After Lucy finishes encrypting the desired files on the device, and performs all the checks to verify that the files were encrypted successfully, Lucy displays a ransom note in the browser window. The ransom note pretends to be an official message from the US FBI and accuses the victim of possessing pornographic content on his device. As a result, all content on the device is encrypted and locked. In addition, the message states that the victim’s details are now uploaded to the FBI Cyber Crime Departments Data Center, accompanied by a list of legal offenses that the victim is accused of committing, and eventually instructing the victim to pay the $500 “fine” by providing credit-card information.

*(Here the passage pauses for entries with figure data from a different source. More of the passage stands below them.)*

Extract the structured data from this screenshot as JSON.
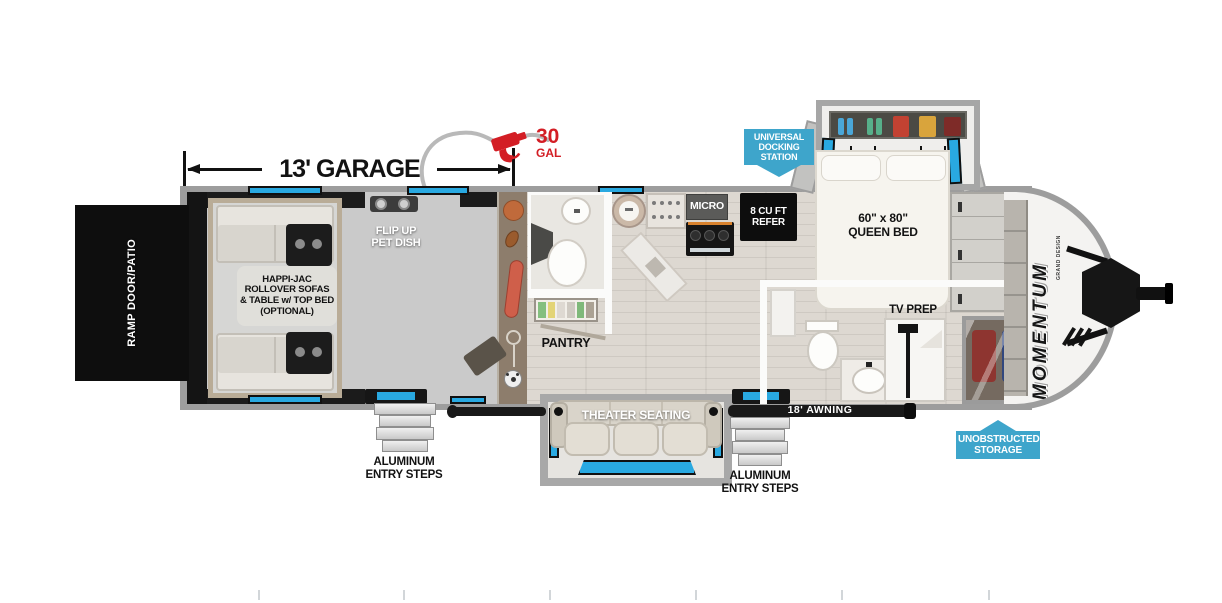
{
  "colors": {
    "callout_blue": "#3EA5CB",
    "window_blue": "#29A9E1",
    "accent_red": "#D31E25",
    "wall_gray": "#9D9D9D",
    "garage_floor": "#CACACA",
    "storage_brown": "#8D7D6C",
    "sofa_beige": "#D9D4CA"
  },
  "brand": {
    "name": "MOMENTUM",
    "maker": "GRAND DESIGN"
  },
  "dimensions": {
    "garage": "13' GARAGE",
    "fuel_value": "30",
    "fuel_unit": "GAL",
    "awning": "18' AWNING"
  },
  "callouts": {
    "docking": [
      "UNIVERSAL",
      "DOCKING",
      "STATION"
    ],
    "storage": [
      "UNOBSTRUCTED",
      "STORAGE"
    ]
  },
  "labels": {
    "ramp_door": "RAMP DOOR/PATIO",
    "happijac": [
      "HAPPI-JAC",
      "ROLLOVER SOFAS",
      "& TABLE w/ TOP BED",
      "(OPTIONAL)"
    ],
    "pet_dish": [
      "FLIP UP",
      "PET DISH"
    ],
    "pantry": "PANTRY",
    "micro": "MICRO",
    "refer": [
      "8 CU FT",
      "REFER"
    ],
    "queen_bed": [
      "60\" x 80\"",
      "QUEEN BED"
    ],
    "tv_prep": "TV PREP",
    "theater_seating": "THEATER SEATING",
    "steps_left": [
      "ALUMINUM",
      "ENTRY STEPS"
    ],
    "steps_right": [
      "ALUMINUM",
      "ENTRY STEPS"
    ]
  }
}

Check Point Manager of Mobile Research, Aviran Hazum said: “We are seeing an evolution in mobile ransomware: it’s becoming more sophisticated and efficient. Threat actors are learning fast, drawing from their experience of past campaigns, and the impersonation of a message from the FBI is a clear scare tactic. Sooner or later, we anticipate the mobile world will experience a major destructive ransomware attack. It’s a scary but very real possibility, and we urge everyone to think twice before clicking on anything to accept or enable functions while browsing videos on social media. To stay safe, users should install a security solution on their devices and only use official app stores. And as always, they should keep their device’s OS and apps up to date at all times.”